WSJK (93.5 MHz) is a commercial FM radio station in Tuscola, Illinois that serves the Champaign-Urbana metropolitan area. It is owned by S.J. Broadcasting, and airs a sports radio format as an affiliate of ESPN Radio. Some hours on weekday mornings are devoted to local talk programming. WSJK is part of the St. Louis Cardinals Radio Network.

WSJK has an effective radiated power (ERP) of 5,000 watts. The transmitter is on County Road 1200 East in Tolono, Illinois. The station first signed on in 1994.

==Programming==
ESPN Radio 93.5 airs 19 hours of nationally syndicated ESPN Radio shows, including Keyshawn, JWill and Max, Mike Greenberg (Greeny) and Canty and Golic Jr.. The Stevie Jay morning show airs locally from 7-9 a.m. and focuses on politics, sports and other current event topics. Football Hall of Famer Mike Ditka joins the show 7:30 a.m. every Monday and Friday, along with host Stevie Jay Khachaturian's brother, Jonny.
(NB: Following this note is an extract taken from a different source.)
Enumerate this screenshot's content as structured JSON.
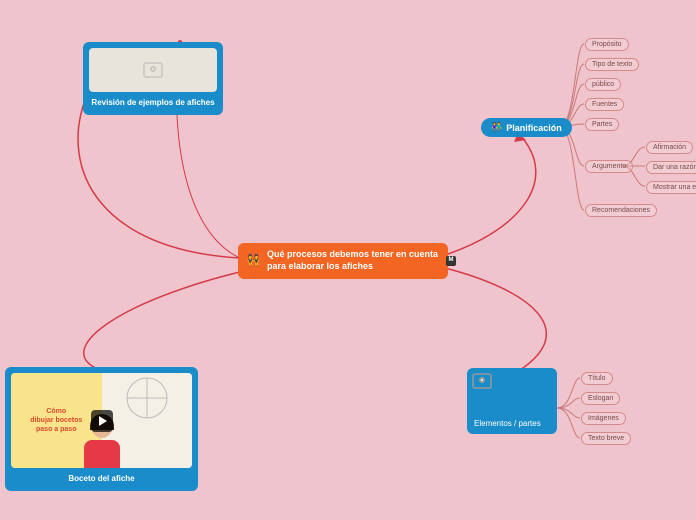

The "Tay and J Show" is the afternoon drive time sports show, hosted by former WAND sportscaster Lon Tay and former The News-Gazette and Daily Chronicle reporter Jeremy Werner, with a focus on the Illinois Fighting Illini, as well as the St. Louis Cardinals and Chicago's professional teams. Frequent guests on the Tay and J Show include: former Illini basketball players Stephen Bardo and Sean Harrington, former Illini quarterback Nathan Scheelhaase, former NFL player Fred Wakefield and Cardinals broadcaster Mike Claiborne, as well as reporters who cover the Illini, Big Ten, recruiting, MLB, NFL and NBA. Popular segments on the show include "Who Ya Got?", "Know Your Enemy", and the "Friday 5 at 5 Showdown".